= Joel Hunter =

American pastor (born 1948)

Joel Carl Hunter (born April 18, 1948) is an American pastor and author. He is the author of A New Kind of Conservative (Regal, 2008), Church Distributed (Distributed Press, 2008), and Inner State 80: Your Journey on the High Way (Higher Life, 2009). Hunter accepted the presidency of the Christian Coalition in 2006, but resigned before taking office. He delivered the closing benediction on the final day of the 2008 Democratic National Convention.

== Early life and education ==
Hunter grew up in Shelby, Ohio.

He attended Ohio University, where he participated in the civil rights movement. In April 1968, following the assassination of Martin Luther King Jr., he experienced a religious conversion and felt called to ministry. He earned a bachelor's degree from Ohio University, followed by a Master of Divinity and a Doctor of Ministry from Christian Theological Seminary in Indiana.

== Career ==
Hunter served as a United Methodist Church minister in Indiana for 15 years.

In 1985, Hunter became senior pastor at Northland Church in Longwood, Florida. Hunter accepted an offer to become president of the Christian Coalition of America in late 2006, but withdrew before taking office after it became clear he intended to steer the organization toward more moderate positions. In August 2017, Hunter announced he would step down as senior pastor of Northland; no departure date was set at the time of the announcement.

Hunter delivered the closing benediction at the 2008 Democratic National Convention, prayed with Barack Obama on the day of the 2008 U.S. presidential election, and offered a blessing at the Pre-Inaugural Worship Service at St. John's Episcopal Church on January 20, 2009. On June 18, 2026, Hunter co-led the invocation at the dedication ceremony for the Obama Presidential Center in Chicago, held for invited guests one day ahead of the center's public opening on Juneteenth.

On February 5, 2009, President Obama appointed Hunter to the Advisory Council of the White House Office of Faith-Based and Neighborhood Partnerships. In that role, he advised on interfaith relations, fatherhood initiatives, and abortion reduction. In April 2011, he joined the Commission on Accountability and Policy for Religious Organizations.

In 2023, Hunter became Pastor of Community Benefit at Action Church in Winter Park, Florida. That same year, he became chair of the Central Florida Pledge.

== Evangelical climate initiative ==
In February 2006, Hunter signed the Evangelical Climate Initiative, a document supporting climate action based on findings from the Intergovernmental Panel on Climate Change. Signatories included Rick Warren, the presidents of 39 evangelical colleges, and Salvation Army leadership.

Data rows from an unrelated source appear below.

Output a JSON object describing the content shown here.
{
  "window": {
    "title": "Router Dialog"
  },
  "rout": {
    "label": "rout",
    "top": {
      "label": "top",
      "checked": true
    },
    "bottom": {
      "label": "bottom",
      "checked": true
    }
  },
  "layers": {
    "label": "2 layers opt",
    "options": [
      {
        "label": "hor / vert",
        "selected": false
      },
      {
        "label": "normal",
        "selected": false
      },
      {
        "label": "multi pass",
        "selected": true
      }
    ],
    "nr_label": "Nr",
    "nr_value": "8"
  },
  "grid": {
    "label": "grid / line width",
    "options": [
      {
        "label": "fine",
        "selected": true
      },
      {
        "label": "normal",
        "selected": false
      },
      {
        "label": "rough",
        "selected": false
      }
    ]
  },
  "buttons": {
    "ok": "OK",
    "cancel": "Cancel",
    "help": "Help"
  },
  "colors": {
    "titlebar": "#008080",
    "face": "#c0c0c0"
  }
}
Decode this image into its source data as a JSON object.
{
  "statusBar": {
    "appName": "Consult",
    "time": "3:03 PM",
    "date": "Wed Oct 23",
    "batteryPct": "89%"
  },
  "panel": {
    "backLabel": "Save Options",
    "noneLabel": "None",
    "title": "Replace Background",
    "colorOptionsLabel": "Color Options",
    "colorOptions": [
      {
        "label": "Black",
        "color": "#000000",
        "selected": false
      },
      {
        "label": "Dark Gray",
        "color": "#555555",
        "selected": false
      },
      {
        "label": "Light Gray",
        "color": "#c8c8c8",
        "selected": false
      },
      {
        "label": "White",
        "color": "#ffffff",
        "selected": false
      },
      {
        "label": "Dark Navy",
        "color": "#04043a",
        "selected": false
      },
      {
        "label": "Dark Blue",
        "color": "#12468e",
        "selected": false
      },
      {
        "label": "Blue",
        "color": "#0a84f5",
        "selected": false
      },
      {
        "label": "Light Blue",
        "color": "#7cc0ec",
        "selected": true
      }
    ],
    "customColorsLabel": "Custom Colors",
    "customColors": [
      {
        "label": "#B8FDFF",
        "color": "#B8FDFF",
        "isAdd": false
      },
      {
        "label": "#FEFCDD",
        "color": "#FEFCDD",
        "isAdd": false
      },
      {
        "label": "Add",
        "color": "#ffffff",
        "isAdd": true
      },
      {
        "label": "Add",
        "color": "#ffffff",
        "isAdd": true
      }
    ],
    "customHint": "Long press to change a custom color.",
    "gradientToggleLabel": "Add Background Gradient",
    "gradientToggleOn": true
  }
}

Hunter served as a leading spokesman for the initiative, defending the document on theological and moral grounds. In 2006 and 2008, he attended environmental symposiums at Windsor Castle. Grist magazine listed him among fifteen religious leaders advocating environmental stewardship.

== Personal life ==
Hunter married his wife Becky in 1972, and they raiased three sons, have seven grandchildren and two great grandchildren.